Dick Smith’s astonishing turnaround from Woolworths’ $20 million discard to a listed company valued at more than $500 million has failed to convince some analysts.
The electronics retailer is set to go public in December, as its private equity owners Anchorage list it on the Australian share market.
“I wouldn’t touch it,” Invast chief market analyst Peter Esho said.
“There’s nothing compelling in it as an investment at all.”
Anchorage is selling 66 per cent of the company’s shares at $2.20 each, which values the company at $520 million.
The float is expected to raise $345 million for Anchorage, which will retain a 20 per cent stake in the company, while Dick Smith management will collectively hold another 11.5 per cent.
It comes just over a year Woolworths offloaded the electronics retailer to Anchorage for $20 million to remove what had been a drain on its balance sheet.
Woolworths received a further payment of more than $70 million earlier this year in exchange for its rights to a portion of the proceeds of the float.
Dick Smith boss Nick Abboud says the company has undergone a significant transformation under Anchorage, and is well placed to benefit from an improvement in consumer spending.
Mr Esho said the retailer had lifted its earnings through cost cutting, but it needed to spend a lot of money upgrading its stores.

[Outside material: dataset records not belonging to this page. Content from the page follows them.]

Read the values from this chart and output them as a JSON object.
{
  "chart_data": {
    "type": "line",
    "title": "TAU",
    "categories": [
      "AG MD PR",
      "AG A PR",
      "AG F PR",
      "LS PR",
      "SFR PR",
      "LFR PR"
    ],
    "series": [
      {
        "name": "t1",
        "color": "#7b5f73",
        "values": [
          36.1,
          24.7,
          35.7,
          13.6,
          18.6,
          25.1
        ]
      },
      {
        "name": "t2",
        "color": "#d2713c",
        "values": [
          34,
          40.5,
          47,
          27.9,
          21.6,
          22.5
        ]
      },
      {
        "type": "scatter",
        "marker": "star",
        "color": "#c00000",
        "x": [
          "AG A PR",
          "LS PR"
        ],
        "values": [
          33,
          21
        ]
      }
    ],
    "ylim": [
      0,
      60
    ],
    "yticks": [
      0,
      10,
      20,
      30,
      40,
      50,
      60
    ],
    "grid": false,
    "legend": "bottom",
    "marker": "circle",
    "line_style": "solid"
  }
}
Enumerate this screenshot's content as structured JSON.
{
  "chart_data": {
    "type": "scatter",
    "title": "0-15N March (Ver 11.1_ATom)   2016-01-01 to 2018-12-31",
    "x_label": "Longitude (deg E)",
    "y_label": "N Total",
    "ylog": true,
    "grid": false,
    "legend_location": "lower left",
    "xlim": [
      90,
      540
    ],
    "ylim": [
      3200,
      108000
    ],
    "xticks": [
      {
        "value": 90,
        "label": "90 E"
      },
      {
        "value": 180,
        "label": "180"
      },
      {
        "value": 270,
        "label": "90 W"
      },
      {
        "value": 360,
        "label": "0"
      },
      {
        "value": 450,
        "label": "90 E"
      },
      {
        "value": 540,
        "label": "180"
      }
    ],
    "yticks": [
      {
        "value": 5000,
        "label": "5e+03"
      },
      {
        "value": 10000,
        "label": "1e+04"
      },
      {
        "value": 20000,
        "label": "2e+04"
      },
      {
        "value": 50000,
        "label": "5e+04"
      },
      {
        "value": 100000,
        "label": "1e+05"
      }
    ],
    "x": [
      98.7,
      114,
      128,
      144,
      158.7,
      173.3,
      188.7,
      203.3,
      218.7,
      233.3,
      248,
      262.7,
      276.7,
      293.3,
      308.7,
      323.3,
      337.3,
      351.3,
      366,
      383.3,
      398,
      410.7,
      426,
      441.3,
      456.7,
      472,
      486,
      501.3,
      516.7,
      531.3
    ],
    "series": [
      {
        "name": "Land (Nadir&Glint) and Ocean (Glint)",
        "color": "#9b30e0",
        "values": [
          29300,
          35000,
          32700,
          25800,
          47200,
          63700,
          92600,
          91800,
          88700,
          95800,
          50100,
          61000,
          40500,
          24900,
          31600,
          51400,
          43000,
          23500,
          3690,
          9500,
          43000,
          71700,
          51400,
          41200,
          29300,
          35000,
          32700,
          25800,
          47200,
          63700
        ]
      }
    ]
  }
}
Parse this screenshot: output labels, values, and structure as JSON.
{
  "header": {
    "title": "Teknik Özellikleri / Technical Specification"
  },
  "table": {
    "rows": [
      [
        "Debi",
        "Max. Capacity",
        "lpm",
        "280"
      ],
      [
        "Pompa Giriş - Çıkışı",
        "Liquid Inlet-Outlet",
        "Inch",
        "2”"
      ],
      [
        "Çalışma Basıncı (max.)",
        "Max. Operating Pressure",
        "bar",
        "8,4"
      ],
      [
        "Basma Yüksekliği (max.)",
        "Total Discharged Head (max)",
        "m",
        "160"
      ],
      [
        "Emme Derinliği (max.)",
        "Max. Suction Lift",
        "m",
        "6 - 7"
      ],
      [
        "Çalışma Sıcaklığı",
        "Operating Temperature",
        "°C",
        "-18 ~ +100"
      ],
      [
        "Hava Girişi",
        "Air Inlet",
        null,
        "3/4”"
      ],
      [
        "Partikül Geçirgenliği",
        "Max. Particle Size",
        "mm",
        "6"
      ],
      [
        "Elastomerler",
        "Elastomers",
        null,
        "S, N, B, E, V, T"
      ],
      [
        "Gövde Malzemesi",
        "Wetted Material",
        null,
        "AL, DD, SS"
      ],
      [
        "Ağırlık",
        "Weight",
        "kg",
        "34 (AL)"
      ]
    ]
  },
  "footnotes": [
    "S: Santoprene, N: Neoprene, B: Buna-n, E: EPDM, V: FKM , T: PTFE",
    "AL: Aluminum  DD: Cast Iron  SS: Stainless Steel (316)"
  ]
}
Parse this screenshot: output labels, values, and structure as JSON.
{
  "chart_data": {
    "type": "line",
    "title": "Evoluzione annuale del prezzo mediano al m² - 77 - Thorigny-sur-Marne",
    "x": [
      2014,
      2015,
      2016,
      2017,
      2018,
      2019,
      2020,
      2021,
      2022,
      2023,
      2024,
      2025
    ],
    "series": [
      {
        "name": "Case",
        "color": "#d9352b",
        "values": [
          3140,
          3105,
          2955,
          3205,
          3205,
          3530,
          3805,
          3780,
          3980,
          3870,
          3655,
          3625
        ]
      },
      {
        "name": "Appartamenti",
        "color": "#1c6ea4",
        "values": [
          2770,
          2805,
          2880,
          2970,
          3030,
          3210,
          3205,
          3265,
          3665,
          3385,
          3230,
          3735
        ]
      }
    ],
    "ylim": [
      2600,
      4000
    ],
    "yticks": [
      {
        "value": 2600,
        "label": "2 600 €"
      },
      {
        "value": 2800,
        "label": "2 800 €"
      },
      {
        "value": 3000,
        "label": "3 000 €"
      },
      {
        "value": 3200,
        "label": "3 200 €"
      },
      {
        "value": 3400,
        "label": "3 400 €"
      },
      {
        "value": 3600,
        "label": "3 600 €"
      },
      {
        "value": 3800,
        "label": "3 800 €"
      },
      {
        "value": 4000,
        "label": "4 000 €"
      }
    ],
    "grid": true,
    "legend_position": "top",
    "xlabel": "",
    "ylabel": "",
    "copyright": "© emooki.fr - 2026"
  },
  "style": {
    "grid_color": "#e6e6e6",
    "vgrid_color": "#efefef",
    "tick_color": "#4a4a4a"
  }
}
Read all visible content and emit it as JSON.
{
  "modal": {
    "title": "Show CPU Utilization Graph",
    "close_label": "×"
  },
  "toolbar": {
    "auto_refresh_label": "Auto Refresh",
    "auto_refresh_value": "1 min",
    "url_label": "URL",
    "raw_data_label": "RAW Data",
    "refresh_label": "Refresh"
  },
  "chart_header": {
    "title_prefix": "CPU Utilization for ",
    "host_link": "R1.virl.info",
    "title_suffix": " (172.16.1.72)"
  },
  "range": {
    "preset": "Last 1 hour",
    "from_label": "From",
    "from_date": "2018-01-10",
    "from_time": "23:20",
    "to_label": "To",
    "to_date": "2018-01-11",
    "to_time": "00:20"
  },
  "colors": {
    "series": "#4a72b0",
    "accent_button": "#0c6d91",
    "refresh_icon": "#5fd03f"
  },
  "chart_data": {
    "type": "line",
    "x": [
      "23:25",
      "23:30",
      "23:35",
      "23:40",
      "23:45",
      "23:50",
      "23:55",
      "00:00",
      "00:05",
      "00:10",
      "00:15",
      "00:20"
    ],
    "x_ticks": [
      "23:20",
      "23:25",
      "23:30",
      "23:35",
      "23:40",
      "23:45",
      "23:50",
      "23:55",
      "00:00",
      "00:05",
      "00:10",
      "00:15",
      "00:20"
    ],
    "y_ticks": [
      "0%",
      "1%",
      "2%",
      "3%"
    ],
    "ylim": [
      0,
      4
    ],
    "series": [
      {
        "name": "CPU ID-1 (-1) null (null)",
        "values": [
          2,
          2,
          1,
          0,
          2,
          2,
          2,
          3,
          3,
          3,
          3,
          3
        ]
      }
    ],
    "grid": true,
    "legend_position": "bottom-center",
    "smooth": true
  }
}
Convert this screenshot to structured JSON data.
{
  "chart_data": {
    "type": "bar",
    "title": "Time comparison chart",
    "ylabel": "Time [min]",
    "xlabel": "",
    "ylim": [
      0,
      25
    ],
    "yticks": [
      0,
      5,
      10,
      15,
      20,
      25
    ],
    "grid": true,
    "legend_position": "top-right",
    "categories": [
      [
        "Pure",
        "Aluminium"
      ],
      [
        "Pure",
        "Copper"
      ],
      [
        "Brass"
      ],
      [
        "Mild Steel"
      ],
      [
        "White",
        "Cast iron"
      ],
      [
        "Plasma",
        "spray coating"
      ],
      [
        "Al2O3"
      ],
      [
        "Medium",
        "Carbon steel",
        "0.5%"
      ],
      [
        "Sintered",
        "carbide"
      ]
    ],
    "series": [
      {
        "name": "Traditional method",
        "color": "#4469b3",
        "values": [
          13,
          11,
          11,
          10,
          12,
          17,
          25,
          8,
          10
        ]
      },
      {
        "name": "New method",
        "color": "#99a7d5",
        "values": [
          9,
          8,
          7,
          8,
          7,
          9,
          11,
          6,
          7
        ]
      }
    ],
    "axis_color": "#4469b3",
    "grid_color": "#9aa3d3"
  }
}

“There is going to have to be some significant reinvestment, it doesn’t really matter what the earnings base is,” he said.
“In terms of free cash flow over the next five years I don’t think there will be much going to shareholders.”
CMC chief market analyst Ric Spooner said Dick Smith was a “solid and easily recognisable brand”, but the consumer electronics sector was unlikely to be a strong performer, even if consumer spending picks up next year.
“It’s a space that would only interest me at the right price,” he said.
“Given the growth outlook and risk profile I’d be looking for an attractive entry price for these sorts of stocks.”
Dick Smith expects to list on the share market on December 12.